Itulah yang membedakan market of attention dengan market of prostitution ataupun market of analog economy. Market of prostitution tak bisa mengubah komoditasnya, market of attention bisa. Market of analog economy tak bisa mengubah teknis prosedurnya, market of attention bisa.

Di mata fiqh, prostitusi tetap haram meski teknik marketingnya sesuai kaidah jual-beli. Uang hasil mengurangi timbangan tetap haram meski yang dijualnya adalah barang halal.

Di market of attention, kalau konten goyang pinggul adalah makruh, maka bisa diganti konten ceramah. Kalau menonton video selama 8 jam adalah membahayakan kesehatan, maka bisa dicicil perhari.

Hal ini salah satunya disebabkan karena basis market of attention yang berasal dari non-materi. Sehingga, market of attention―kalau ditinjau dari kacamata fiqh jual-beli ataupun sedekah analog―seakan tak memiliki sesuatu yang membahayakan atau merugikan secara ekonomi. Meskipun, dalam hal ini, pegiat kajian budaya media dapat protes berat karena dianggap mengabaikan dampak budaya yang ditimbulkan dari market of attention.

Dalam konteks jual-beli dan sedekah, basis materi sangat menentukan konsep ikhlas. Ketika muncul market of attention yang berbasis non-materi sebagai sumber sedekah, maka ‘ikhlas’ dapat mengalami dekonseptualisasi.

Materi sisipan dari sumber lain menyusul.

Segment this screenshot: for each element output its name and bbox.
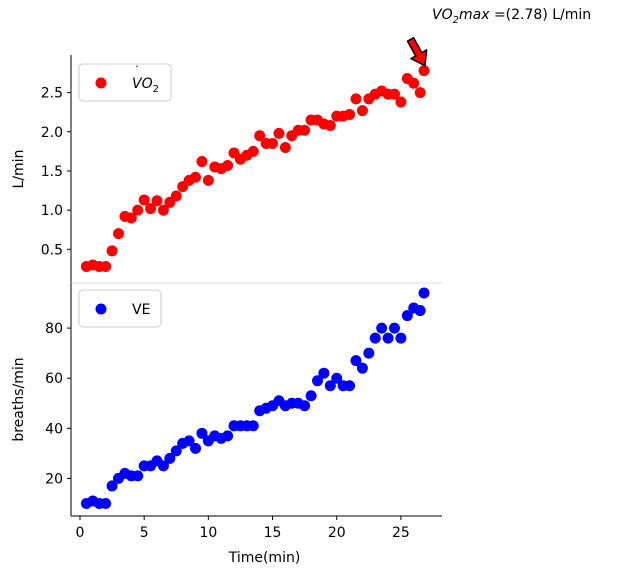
vo2-data-point: [222, 159, 234, 171]
ve-ylabel: breaths/min: [11, 357, 27, 441]
vo2-data-point: [106, 245, 118, 257]
ve-data-point: [183, 435, 195, 447]
ve-data-point: [132, 470, 144, 482]
ve-data-point: [318, 367, 330, 379]
vo2-data-point: [254, 130, 266, 142]
ve-data-point: [344, 380, 356, 392]
vo2-data-point: [196, 156, 208, 168]
vo2-data-point: [414, 87, 426, 99]
vo2-ytick-label: 2.0: [41, 125, 63, 141]
ve-data-point: [418, 287, 430, 299]
top-panel-vo2: 0.5 1.0 1.5 2.0 2.5 L/min VO2˙: [11, 55, 442, 284]
vo2-data-point: [418, 65, 430, 77]
ve-xtick-label: 25: [392, 525, 410, 541]
vo2-data-point: [138, 194, 150, 206]
vo2-data-point: [389, 88, 401, 100]
vo2-data-point: [145, 203, 157, 215]
vo2-data-point: [344, 109, 356, 121]
ve-data-point: [222, 430, 234, 442]
ve-ytick-label: 40: [45, 421, 63, 437]
ve-xtick-label: 20: [328, 525, 346, 541]
ve-ytick-label: 20: [45, 471, 63, 487]
ve-data-point: [363, 347, 375, 359]
vo2-ytick-label: 0.5: [41, 242, 63, 258]
vo2max-arrow: [406, 36, 428, 67]
vo2-data-point: [267, 138, 279, 150]
ve-xtick-label: 0: [76, 525, 85, 541]
vo2max-annotation: VO2max =(2.78) L/min˙: [406, 0, 591, 67]
ve-legend-label: VE: [132, 302, 150, 318]
vo2-data-point: [324, 120, 336, 132]
vo2-ytick-label: 2.5: [41, 86, 63, 102]
vo2-data-point: [125, 212, 137, 224]
ve-xtick-label: 10: [199, 525, 217, 541]
ve-data-point: [401, 310, 413, 322]
ve-legend-marker: [95, 303, 107, 315]
vo2-data-point: [279, 141, 291, 153]
ve-xlabel: Time(min): [228, 550, 301, 566]
vo2-data-point: [112, 228, 124, 240]
ve-data-point: [382, 332, 394, 344]
vo2-data-point: [100, 261, 112, 273]
ve-data-point: [247, 420, 259, 432]
ve-data-point: [157, 460, 169, 472]
ve-data-point: [389, 322, 401, 334]
vo2-ytick-label: 1.5: [41, 164, 63, 180]
ve-ytick-label: 80: [45, 321, 63, 337]
vo2-legend-box: [78, 63, 172, 102]
ve-legend-box: [78, 289, 162, 328]
vo2-data-point: [408, 77, 420, 89]
vo2-data-point: [299, 124, 311, 136]
bottom-panel-ve: 20 40 60 80 breaths/min 0 5 10 15 20 25 Time(min) VE: [11, 283, 442, 566]
ve-xtick-label: 15: [264, 525, 282, 541]
vo2-legend-dot: ˙: [134, 64, 140, 78]
vo2-data-point: [350, 93, 362, 105]
vo2-data-point: [273, 127, 285, 139]
vo2-data-point: [157, 204, 169, 216]
vo2-data-point: [395, 96, 407, 108]
ve-ytick-label: 60: [45, 371, 63, 387]
vo2-legend-label: VO2: [132, 76, 159, 95]
vo2-ylabel: L/min: [11, 150, 27, 189]
ve-data-point: [356, 362, 368, 374]
ve-data-point: [324, 380, 336, 392]
vo2-data-point: [202, 174, 214, 186]
ve-data-point: [311, 375, 323, 387]
ve-data-point: [369, 332, 381, 344]
vo2max-annotation-dot: ˙: [434, 0, 440, 11]
ve-data-point: [376, 322, 388, 334]
ve-data-point: [305, 390, 317, 402]
vo2-data-point: [151, 195, 163, 207]
vo2-data-point: [247, 145, 259, 157]
ve-data-point: [331, 372, 343, 384]
ve-data-point: [164, 452, 176, 464]
vo2-legend-marker: [95, 77, 107, 89]
vo2-data-point: [170, 190, 182, 202]
ve-data-point: [350, 355, 362, 367]
ve-data-point: [190, 442, 202, 454]
ve-data-point: [100, 497, 112, 509]
ve-data-point: [414, 305, 426, 317]
ve-data-point: [106, 480, 118, 492]
ve-data-point: [299, 400, 311, 412]
ve-data-point: [170, 445, 182, 457]
ve-xtick-label: 5: [140, 525, 149, 541]
vo2-data-point: [132, 204, 144, 216]
vo2-data-point: [190, 171, 202, 183]
vo2max-annotation-text: VO2max =(2.78) L/min: [432, 7, 591, 26]
ve-data-point: [395, 332, 407, 344]
vo2-ytick-label: 1.0: [41, 203, 63, 219]
vo2-data-point: [356, 105, 368, 117]
ve-data-point: [196, 427, 208, 439]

Bayangkan jika, misal cita-cita membangun masjid, membangun pondok, atau apapun yang dianggap mulia, dapat terselenggara berkat monetisasi kapitalisme digital. Orang tak perlu mencari materi, cukup menukar waktu dan kognisinya agar mendapat monetisasi.

Efek domino-nya, anggaplah misal dalam kurun waktu 50 tahun kedepan, market of attention dapat menjadi logika baru bagi institusi pendidikan ataupun keagamaan. 50 tahun kedepan, tidak mustahil jika badan amil zakat ataupun divisi keuangan pesantren cukup membuat konten-konten yang dapat menarik perhatian sebagai ‘tambang’ finansial untuk memenuhi kebutuhan yang ada―proposal pendanaan mungkin akan menjadi teknik yang ketinggalan.

‘Gratis’ dan mudah. Namun, hanya karena basis market of attention adalah non-materi (bit), bukan berarti tak ada biaya yang perlu dibayar. Logika market of attention perlu dibayar dengan harga: tak ada lagi minat terhadap baca tulis, derasnya penurunan kognisi, menguatnya semangat kerecehan, menguatnya naluri ekshibisionisme, dan menurunnya tradisi menulis. Biaya-biaya inilah yang perlu dimasukkan sebagai pertimbangan tambahan ketika melihat keinstanan monetisasi media sosial.

Apa yang dilakukan pak ketua amil zakat dapat menjadi budaya baru. Tidak menutup kemungkinan bahwa akan muncul sebuah istilah baru, ‘akun jariyah’, yakni akun yang didedikasikan untuk sedekah; tidak menutup kemungkinan bila esok peminta jariyah di pinggir jalan akan ditatap sebagai sesuatu yang usang; tidak mustahil bila esok semua orang akan ikhlas karena tak ada basis materi yang dikorbankan; tidak menutup kemungkinan bila esok, institusi pendidikan, agama atau institusi apapun yang membutuhkan biaya, akan mengejar viralitas.

Apa hukum sedekah dari hasil mengorbankan kognisi?